Gibson Dunn served Chevron’s subpoena on Patton Boggs in June 2012, seeking documents to support its claims of bribery and ghost-writing. Patton Boggs countered that Chevron wanted it to hand over its litigation strategy, and argued that many of the documents in its possession weren’t relevant since the firm didn’t become involved in the case until 2010.
In Friday’s order, Kaplan called that argument “facile and misleading.” He ruled that Patton Boggs’s heavy involvement in the case makes it a “unique source of evidence of the alleged fraud that is available nowhere else.” The judge concluded it was likely “that at least some of the materials in [Patton Boggs’s] possession or control were in furtherance of crimes or frauds, regardless of whether PB was aware of them.”
Kaplan emphasized that, for purposes of resolving the subpoena request, he did not need to determine whether Patton Boggs participated in the alleged fraud. He also clarified that going forward Patton Boggs can still raise attorney-client privilege and work product privilege as to specific documents.
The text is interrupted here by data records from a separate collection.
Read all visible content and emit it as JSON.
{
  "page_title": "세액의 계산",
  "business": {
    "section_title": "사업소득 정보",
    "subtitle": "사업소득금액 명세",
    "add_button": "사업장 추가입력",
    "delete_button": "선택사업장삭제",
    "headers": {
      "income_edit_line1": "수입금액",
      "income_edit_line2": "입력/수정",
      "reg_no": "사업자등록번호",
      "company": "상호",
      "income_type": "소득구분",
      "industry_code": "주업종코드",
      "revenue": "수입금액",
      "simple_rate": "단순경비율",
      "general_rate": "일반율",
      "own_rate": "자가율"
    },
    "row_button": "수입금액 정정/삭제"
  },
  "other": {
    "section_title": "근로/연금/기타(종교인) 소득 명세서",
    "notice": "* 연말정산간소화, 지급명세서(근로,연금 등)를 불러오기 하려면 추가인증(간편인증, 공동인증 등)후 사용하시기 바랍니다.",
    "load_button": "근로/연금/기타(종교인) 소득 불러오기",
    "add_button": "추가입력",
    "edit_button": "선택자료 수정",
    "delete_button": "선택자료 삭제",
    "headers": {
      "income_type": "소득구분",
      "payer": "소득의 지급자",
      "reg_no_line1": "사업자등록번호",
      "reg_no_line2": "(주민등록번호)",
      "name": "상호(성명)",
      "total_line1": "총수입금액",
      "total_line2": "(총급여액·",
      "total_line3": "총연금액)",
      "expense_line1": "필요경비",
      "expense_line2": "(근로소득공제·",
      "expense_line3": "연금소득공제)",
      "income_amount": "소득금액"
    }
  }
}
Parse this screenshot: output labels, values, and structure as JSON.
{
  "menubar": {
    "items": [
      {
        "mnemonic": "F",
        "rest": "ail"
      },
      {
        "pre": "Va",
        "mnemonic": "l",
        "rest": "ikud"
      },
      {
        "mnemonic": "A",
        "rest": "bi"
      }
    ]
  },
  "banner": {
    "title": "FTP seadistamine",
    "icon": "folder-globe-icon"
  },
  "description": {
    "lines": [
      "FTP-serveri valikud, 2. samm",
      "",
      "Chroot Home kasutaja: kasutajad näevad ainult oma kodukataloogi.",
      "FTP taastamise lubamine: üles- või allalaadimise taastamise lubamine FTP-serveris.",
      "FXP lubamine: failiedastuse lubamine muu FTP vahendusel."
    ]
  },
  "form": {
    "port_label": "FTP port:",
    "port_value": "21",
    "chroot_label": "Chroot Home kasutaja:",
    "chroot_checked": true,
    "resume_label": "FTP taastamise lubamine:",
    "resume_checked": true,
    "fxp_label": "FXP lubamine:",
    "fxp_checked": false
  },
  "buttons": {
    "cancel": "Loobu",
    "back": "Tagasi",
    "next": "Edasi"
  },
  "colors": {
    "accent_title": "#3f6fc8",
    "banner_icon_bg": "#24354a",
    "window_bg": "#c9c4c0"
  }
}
“This is an extremely significant ruling,” said Randy Mastro of Gibson Dunn. “We sought this discovery because we believe it will be extremely important in revealing what has gone on here. We look forward to reviewing the discovery and then evaluating its import.”
A Patton Boggs spokesperson sent us the following statement: “Patton Boggs believes it is inappropriate to subject adversary counsel to broad discovery costing millions of dollars; and, then, to spare Chevron any share of the costs that Chevron has chosen to impose upon Patton Boggs.”
Patton Boggs recently urged the U.S. Court of Appeals for the Second Circuit to remove Kaplan from the case, arguing that he’s biased and has circumvented Second Circuit precedent. The firm also accused Chevron of trying to “bulldoze a result” by hiring more than 60 law firms.